Beratungsstelle warnt vor Bettwanzen im Reisegepäck

Ekliges Mitbringsel: Bettwanze (Archiv)

Ekliges Mitbringsel: Bettwanze (Archiv)

Wer aus den Ferien heimkehrt, bringt unter Umständen unliebsame Souvenirs mit: So verkriechen sich beispielsweise Bettwanzen in Gepäckstücken. Die Stadtzürcher Beratungsstelle für Schädlingsbekämpfung warnt vor diesen Tieren.

Seit 2006 gebe es immer mehr Personen, die von Bettwanzen geplagt werden, heisst es in einer Mitteilung des Zürcher Umwelt- und Gesundheitsschutzes vom Donnerstag. Die Anzahl an gemeldeten Fällen hat sich innert vier Jahren verdreifacht.

Bettwanzen können am ganzen Körper Juckreiz auslösen. Reisende sollten deshalb im Hotel die Matratzen und das Bettgestell kontrollieren, bevor sie sich schlafen legen. Wem schwarze Punkte oder Kotspuren auffallen, der sollte das Zimmer wechseln.

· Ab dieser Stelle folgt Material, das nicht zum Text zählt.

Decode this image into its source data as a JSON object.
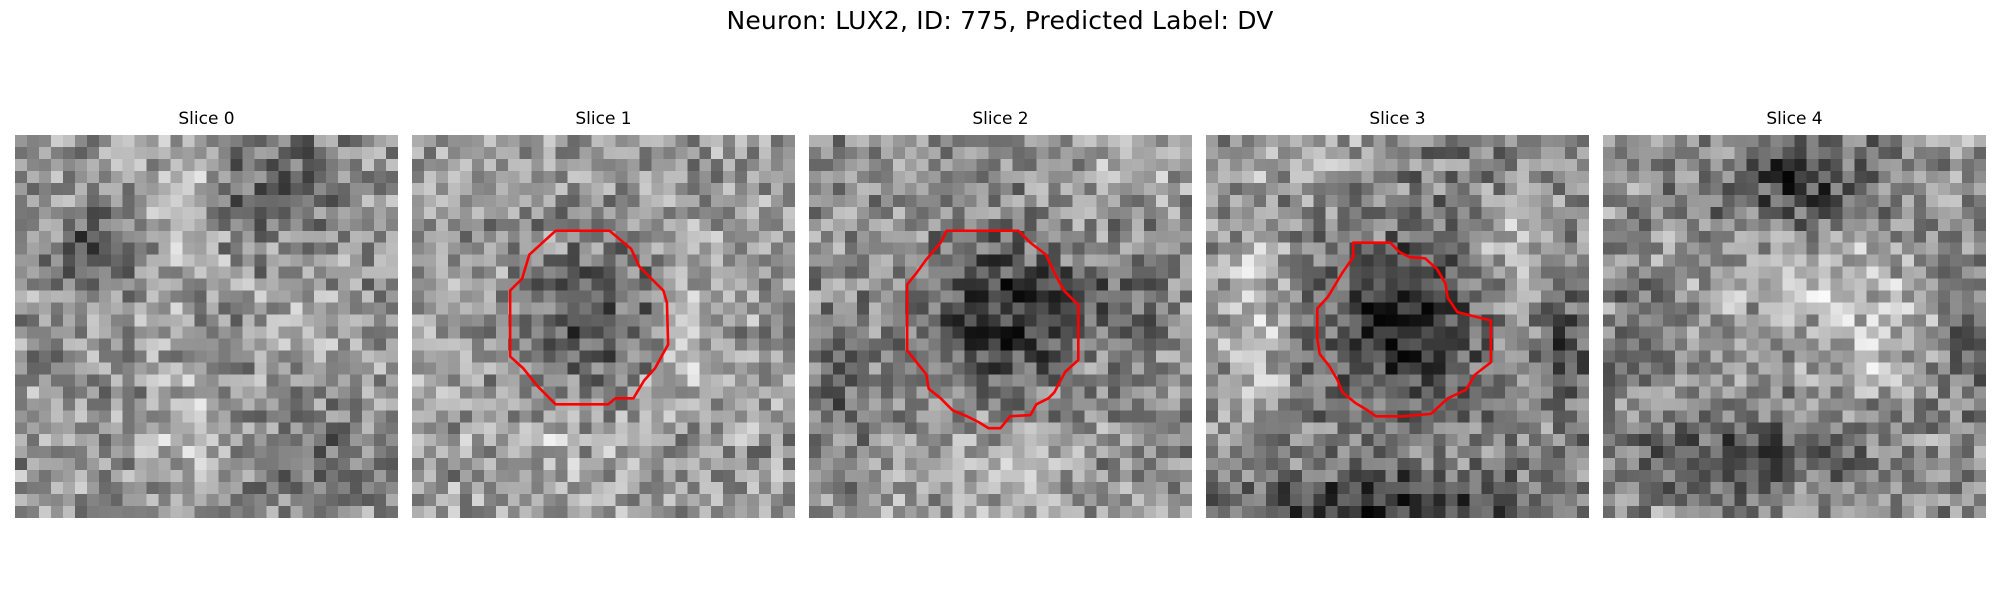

Weiter empfiehlt die Beratungsstelle, Gepäckstücke möglichst weit weg vom Bett aufzubewahren und alle Reissverschlüsse zu schliessen. Zu Hause sollte man das Gepäck dann mit einem Insektenspray behandeln und auf dem Balkon oder in der Waschküche auslüften.

Hochsaison am Flughafen Zürich

Auch der Flughafen Zürich rüstet sich für die Ferienzeit: Täglich werden in Kloten bis zu 85'000 Passagiere erwartet. Reisende sollten frühzeitig am Flughafen eintreffen und im Internet oder am Vorabend einchecken, um lange Wartezeiten zu vermeiden.

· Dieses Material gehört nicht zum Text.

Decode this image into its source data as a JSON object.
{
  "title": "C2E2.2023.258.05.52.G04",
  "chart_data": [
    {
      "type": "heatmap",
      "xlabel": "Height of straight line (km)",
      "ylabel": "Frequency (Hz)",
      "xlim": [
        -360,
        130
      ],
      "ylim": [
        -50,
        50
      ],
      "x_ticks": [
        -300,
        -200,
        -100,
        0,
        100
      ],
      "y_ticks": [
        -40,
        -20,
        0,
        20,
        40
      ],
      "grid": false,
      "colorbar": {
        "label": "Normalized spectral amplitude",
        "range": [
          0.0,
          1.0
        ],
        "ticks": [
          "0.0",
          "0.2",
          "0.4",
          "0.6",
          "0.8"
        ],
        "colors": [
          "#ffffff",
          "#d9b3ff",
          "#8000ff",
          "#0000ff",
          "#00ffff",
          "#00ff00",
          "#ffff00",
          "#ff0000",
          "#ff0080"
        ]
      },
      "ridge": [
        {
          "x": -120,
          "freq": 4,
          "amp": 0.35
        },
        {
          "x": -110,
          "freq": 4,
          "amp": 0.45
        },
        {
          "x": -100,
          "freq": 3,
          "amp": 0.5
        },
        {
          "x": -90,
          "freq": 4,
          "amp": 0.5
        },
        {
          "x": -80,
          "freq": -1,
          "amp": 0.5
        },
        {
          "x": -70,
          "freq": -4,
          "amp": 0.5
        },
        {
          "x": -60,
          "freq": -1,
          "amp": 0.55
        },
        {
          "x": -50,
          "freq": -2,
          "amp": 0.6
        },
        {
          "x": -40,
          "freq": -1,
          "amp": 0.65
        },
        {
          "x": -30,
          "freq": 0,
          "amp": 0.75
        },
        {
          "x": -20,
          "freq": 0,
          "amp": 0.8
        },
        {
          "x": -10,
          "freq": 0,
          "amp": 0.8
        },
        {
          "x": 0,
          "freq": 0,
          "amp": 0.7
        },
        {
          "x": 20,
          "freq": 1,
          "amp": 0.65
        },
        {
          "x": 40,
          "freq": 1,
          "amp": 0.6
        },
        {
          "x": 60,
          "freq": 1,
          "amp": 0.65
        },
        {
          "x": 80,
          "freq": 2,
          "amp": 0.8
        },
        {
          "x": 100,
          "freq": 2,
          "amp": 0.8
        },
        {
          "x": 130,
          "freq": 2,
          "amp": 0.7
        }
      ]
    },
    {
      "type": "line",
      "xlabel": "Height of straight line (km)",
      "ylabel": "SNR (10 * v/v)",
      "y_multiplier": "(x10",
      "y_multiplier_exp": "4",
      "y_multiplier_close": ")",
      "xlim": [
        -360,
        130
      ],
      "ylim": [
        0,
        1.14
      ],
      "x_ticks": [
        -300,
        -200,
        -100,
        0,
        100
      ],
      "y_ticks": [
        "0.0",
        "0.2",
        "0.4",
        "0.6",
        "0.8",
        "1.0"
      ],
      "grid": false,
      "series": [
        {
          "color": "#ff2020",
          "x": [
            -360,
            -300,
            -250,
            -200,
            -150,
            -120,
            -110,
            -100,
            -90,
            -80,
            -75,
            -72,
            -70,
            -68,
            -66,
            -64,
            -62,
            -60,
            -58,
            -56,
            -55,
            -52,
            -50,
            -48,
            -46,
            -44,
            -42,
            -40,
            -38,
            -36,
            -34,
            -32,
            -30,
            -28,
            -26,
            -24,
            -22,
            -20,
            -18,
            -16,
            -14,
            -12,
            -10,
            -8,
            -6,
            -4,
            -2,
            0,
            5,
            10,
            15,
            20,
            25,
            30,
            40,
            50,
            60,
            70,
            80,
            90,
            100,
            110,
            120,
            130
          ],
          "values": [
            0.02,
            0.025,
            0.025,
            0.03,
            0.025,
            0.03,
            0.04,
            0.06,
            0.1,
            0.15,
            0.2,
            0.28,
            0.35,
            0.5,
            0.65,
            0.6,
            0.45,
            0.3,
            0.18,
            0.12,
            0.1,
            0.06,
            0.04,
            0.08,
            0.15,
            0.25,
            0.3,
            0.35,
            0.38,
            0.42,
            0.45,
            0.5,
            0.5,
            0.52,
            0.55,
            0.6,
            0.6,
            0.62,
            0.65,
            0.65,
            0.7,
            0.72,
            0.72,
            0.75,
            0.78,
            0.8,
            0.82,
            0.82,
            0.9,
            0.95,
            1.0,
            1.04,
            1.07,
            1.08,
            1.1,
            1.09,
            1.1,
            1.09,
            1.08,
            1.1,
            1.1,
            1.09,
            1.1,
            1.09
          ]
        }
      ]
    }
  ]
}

Passagiere sollten rund zwei Stunden vor Abflug am Flughafen sein, teilte die Flughafen Zürich AG am Donnerstag mit. Sie könnten ihr Gepäck auch an einem Bahnschalter aufgeben. Letztes Jahr wurden am Flughafen während der Sommerferien im Schnitt rund 62'000 Passagiere pro Tag gezählt.